Preparation of activated carbon from black wattle bark waste and its application for phenol adsorption

Abstract Black wattle bark waste is generated in large amounts by tannin extraction industries, which leads to an environmental problem. In literature there are few reports about reusing this waste, mainly in adsorption processes. An activated carbon from black wattle bark waste was produced, characterized and applied for phenol adsorption. Activated carbon was produced under different carbonization and activation conditions, being characterized and applied as an adsorbent for phenol removal from aqueous solution.

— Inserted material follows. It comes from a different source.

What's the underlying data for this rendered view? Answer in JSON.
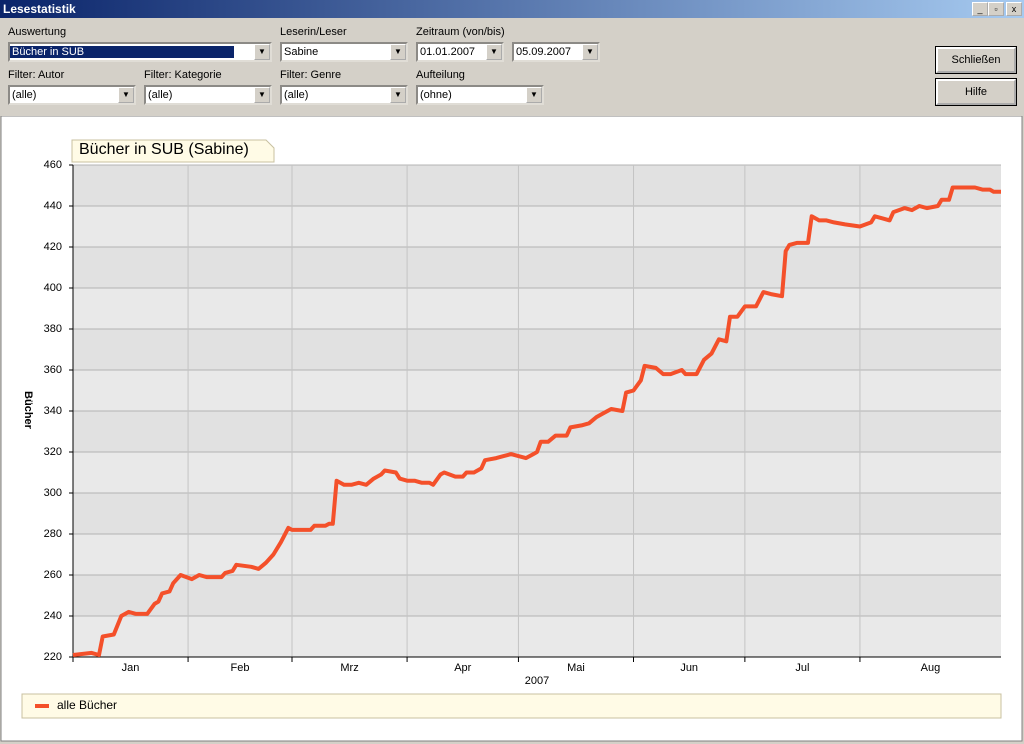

The results showed that phenol adsorption capacity increased with the increase of carbonization temperature and of activating agent ratio and, decreased with the increase of carbonization time. Activated carbon presented a micro/mesoporous structure and the surface area was 414.97 m2 g−1. FTIR analysis showed that lactone and quinone groups compose the surface chemistry of the activated carbon. The adsorption kinetics followed the pseudo-second order model. The Weber-Morris model showed that the adsorption occurred by film and intra-particle diffusion, and the increase in stirring rate led to an increase in film diffusion. Temperature increase led to an increase in phenol adsorption capacity, and the highest value was around 98.57 mg g−1, obtained at 55 °C. The Freundlich isotherm model was the more suitable to represent the equilibrium data. Thermodynamic study indicated that phenol adsorption onto the developed activated carbon was a spontaneous, favorable, endothermic and entropy-controlled process. The activated carbon can be used in two cycles with a slight decrease in the equilibrium adsorption capacity and presented a good efficiency to remove phenolic compounds in a simulated industrial effluent.